Cocktails—plenty of cocktails—always took place in Lloyd and Alberta’s corner room. There was always a communal walk into town, to browse Ocean Avenue shops (my favorite: Thinker Toys and Rexall Drugs, with its old-fashioned glass vitrines and tall, wooden shelves reached only by ladder).
And, without fail, the obligatory after-dinner “constitutional” from the hotel down to the river and back, all nine of us walking abreast along dark San Carlos Avenue, as my uncle taught me, starting with the left foot, First they hired me, then they fired me, then by golly, I left. Left. Left, right, left.
There was never any traffic or street lighting, and the pine trees grew tall and gnarled from the wind and fog. Little cottagey houses—for which Carmel became famous, and then infamous, charm giving way to Thomas Kinkade-like kitsch—lined the road. Instead of street numbers, they had names. Hide-Away. Dahls’ House. Sea Breeze.
While other holidays—namely Christmas dinner—were often fraught with tension over Nixon and my cousin’s hair length and cigarette smoking, Thanksgiving seemed apart. True, there were no gifts, but that was part of why it worked so well—fewer expectations; less stuff.
Getting away provided more breathing room. That was the gift—thanks to my grandfather. I come from an opinionated, weepy, hard-drinking clan, and staying in a hotel in Carmel diffused the tension. My brother and I could run around the halls without being told not to touch our fussy uncle’s things, and I could explore the mysterious lobby ladies’ room with its flocked wallpaper and old-fashioned pull cord toilet.
My father could go out and stretch his legs when the togetherness grew oppressive; and at Thanksgiving dinner, we had a menu. The hotel served the traditional meal, of course, but they also offered lamb chops and hot-fudge sundaes, options that increased the sense of opportunity, of spontaneity, of fun. I loved knowing that all across the country, families were digging into turkey and pies while my father and I cut into lamb chops and grinned at each other over hot fudge.
In the late 1970s, the Carmel trips stopped. The Thanksgivings since blur: more turkey; no more hot fudge. I moved to New York; my parents moved to the South; my aunt and uncle started renting their own cottage in Carmel.
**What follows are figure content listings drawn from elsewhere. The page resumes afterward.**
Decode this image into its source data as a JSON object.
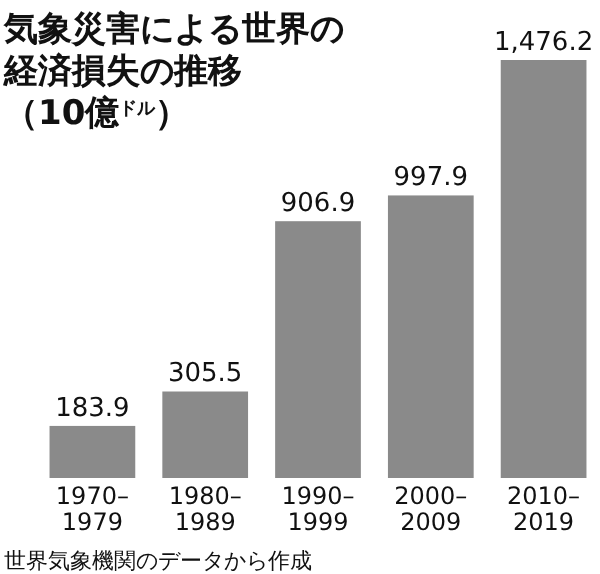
{
  "chart_data": {
    "type": "bar",
    "title": "気象災害による世界の経済損失の推移（10億$^{ドル}$）",
    "categories": [
      "1970–1979",
      "1980–1989",
      "1990–1999",
      "2000–2009",
      "2010–2019"
    ],
    "values": [
      183.9,
      305.5,
      906.9,
      997.9,
      1476.2
    ],
    "color": "#8a8a8a",
    "value_labels": [
      "183.9",
      "305.5",
      "906.9",
      "997.9",
      "1,476.2"
    ],
    "annotations": [
      "世界気象機関のデータから作成"
    ]
  }
}
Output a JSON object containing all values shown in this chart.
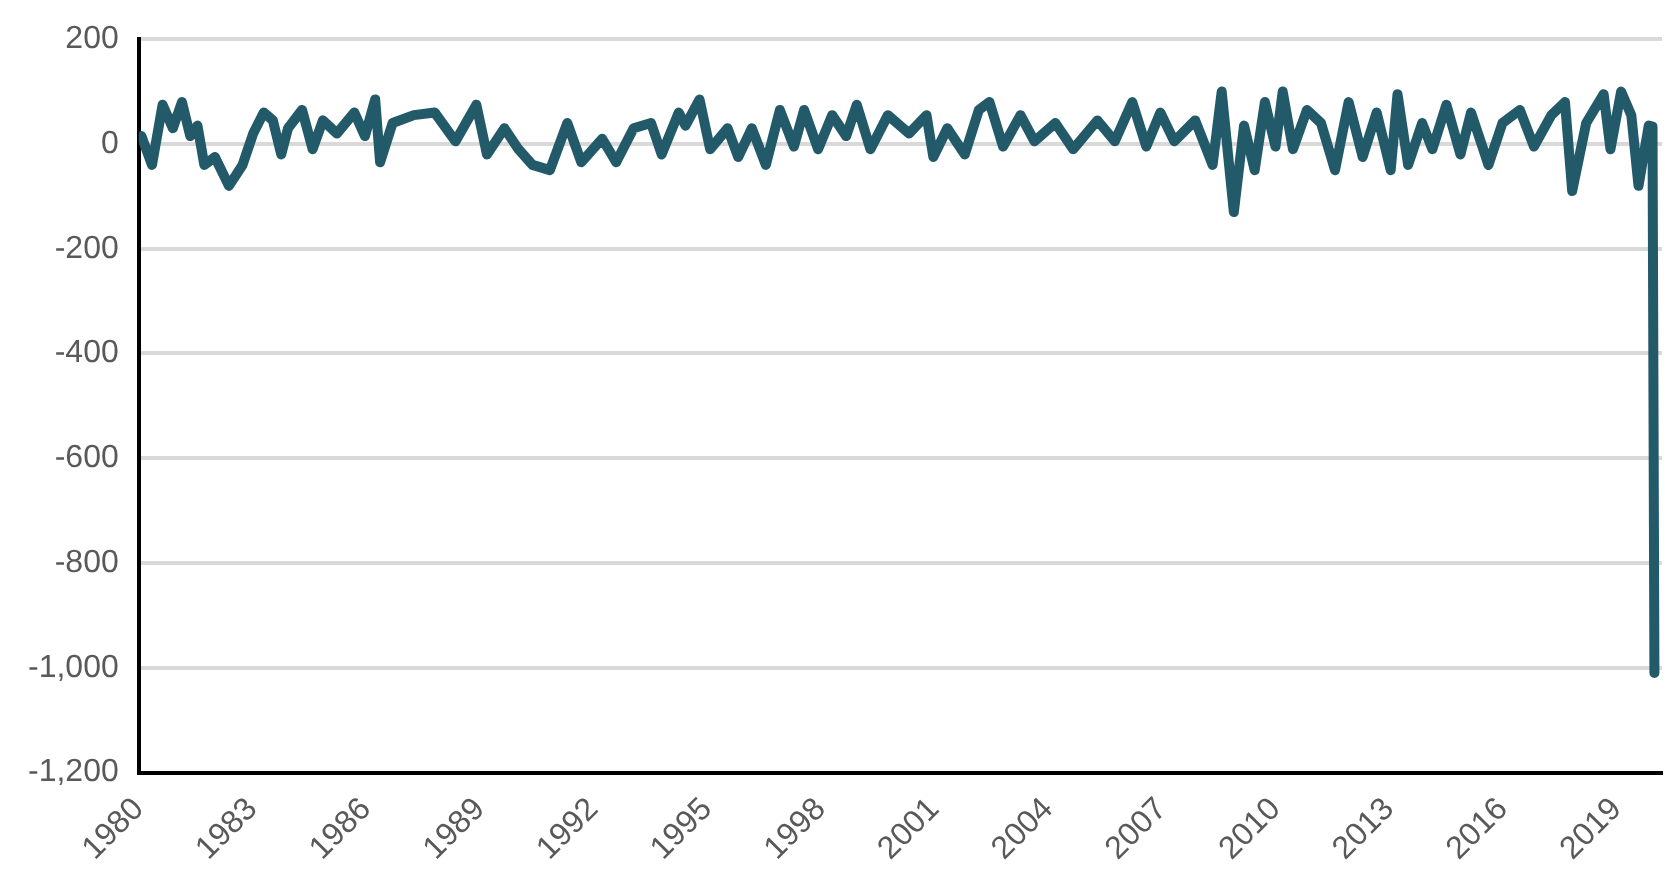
{
  "chart_data": {
    "type": "line",
    "marker": "none",
    "line_style": "solid",
    "grid": "y",
    "legend": false,
    "xlim": [
      1980,
      2020.2
    ],
    "xticks": [
      1980,
      1983,
      1986,
      1989,
      1992,
      1995,
      1998,
      2001,
      2004,
      2007,
      2010,
      2013,
      2016,
      2019
    ],
    "ylim": [
      -1200,
      200
    ],
    "yticks": [
      200,
      {
        "value": 0,
        "label": "0"
      },
      -200,
      -400,
      -600,
      -800,
      {
        "value": -1000,
        "label": "-1,000"
      },
      {
        "value": -1200,
        "label": "-1,200"
      }
    ],
    "x": [
      1980.07,
      1980.35,
      1980.63,
      1980.9,
      1981.14,
      1981.36,
      1981.55,
      1981.73,
      1982.01,
      1982.38,
      1982.74,
      1983.02,
      1983.3,
      1983.54,
      1983.76,
      1983.94,
      1984.31,
      1984.59,
      1984.86,
      1985.23,
      1985.69,
      1985.97,
      1986.24,
      1986.37,
      1986.7,
      1987.26,
      1987.81,
      1988.36,
      1988.91,
      1989.19,
      1989.65,
      1990.02,
      1990.39,
      1990.85,
      1991.31,
      1991.68,
      1992.23,
      1992.6,
      1993.06,
      1993.52,
      1993.8,
      1994.25,
      1994.43,
      1994.8,
      1995.08,
      1995.54,
      1995.82,
      1996.18,
      1996.55,
      1996.92,
      1997.29,
      1997.56,
      1997.93,
      1998.3,
      1998.67,
      1998.95,
      1999.31,
      1999.77,
      2000.33,
      2000.79,
      2000.97,
      2001.34,
      2001.8,
      2002.17,
      2002.45,
      2002.81,
      2003.27,
      2003.64,
      2004.19,
      2004.66,
      2005.3,
      2005.76,
      2006.22,
      2006.59,
      2006.96,
      2007.33,
      2007.88,
      2008.34,
      2008.58,
      2008.9,
      2009.17,
      2009.45,
      2009.72,
      2010.0,
      2010.19,
      2010.46,
      2010.83,
      2011.2,
      2011.57,
      2011.93,
      2012.3,
      2012.67,
      2013.04,
      2013.22,
      2013.5,
      2013.87,
      2014.14,
      2014.51,
      2014.88,
      2015.16,
      2015.62,
      2015.99,
      2016.45,
      2016.82,
      2017.28,
      2017.64,
      2017.83,
      2018.2,
      2018.66,
      2018.84,
      2019.12,
      2019.39,
      2019.58,
      2019.85,
      2019.95,
      2020.0
    ],
    "series": [
      {
        "color": "#235a6a",
        "values": [
          15,
          -40,
          75,
          30,
          80,
          15,
          35,
          -40,
          -25,
          -80,
          -40,
          20,
          60,
          45,
          -20,
          30,
          65,
          -10,
          45,
          20,
          60,
          15,
          85,
          -35,
          40,
          55,
          60,
          5,
          75,
          -20,
          30,
          -10,
          -40,
          -50,
          40,
          -35,
          10,
          -35,
          30,
          40,
          -20,
          60,
          35,
          85,
          -10,
          30,
          -25,
          30,
          -40,
          65,
          -5,
          65,
          -10,
          55,
          15,
          75,
          -10,
          55,
          20,
          55,
          -25,
          30,
          -20,
          65,
          80,
          -5,
          55,
          5,
          40,
          -10,
          45,
          5,
          80,
          -5,
          60,
          5,
          45,
          -40,
          100,
          -130,
          35,
          -50,
          80,
          -5,
          100,
          -10,
          65,
          40,
          -50,
          80,
          -25,
          60,
          -50,
          95,
          -40,
          40,
          -10,
          75,
          -20,
          60,
          -40,
          40,
          65,
          -5,
          55,
          80,
          -90,
          40,
          95,
          -10,
          100,
          55,
          -80,
          35,
          33,
          -1010
        ]
      }
    ]
  }
}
My grandfather died in 1981; my brother in 1994; my parents, aunts, and uncles all gone now too.
My cousin remembers Thanksgivings in Carmel—we talked about them just yesterday—but he’s thirteen years older and our details differ. He recalls Bingo games and my grandmother, who died when I was two, having a separate room from my grandfather.
The notion of family around the table has enlarged, now including friends or being a guest at someone else’s table in Michigan or Connecticut or, one year, Poitiers, France.
I suppose Thanksgiving will always mean hopscotching on cabbage roses and learning Marine Corps marches. It’s easy to memorialize the past—to fetishize it. Years of loss will do that to you.
Life and love, though, have a way of pulling us forward. This year, I’ll be part of a family again. Thirteen of us, gathered around C’s mother’s table, in the house where he and his brother and sisters grew up. It’ll be all new for me, but oh-so-familiar for them. I’m bringing Brussels sprouts – his mother and I have agreed to refer to them as “greens,” to ward off any bias – and I’ll disguise my dislike of sweet potatoes, his Mom’s signature dish.
His family’s an opinionated crowd, too, so I imagine I’ll feel at home, though it won’t be Carmel. I’ll have a moment where I recall the past, and then I’ll turn to whoever is seated next to me, and bring myself into the present, where joy and sorrow and gratitude and memory mix together as one.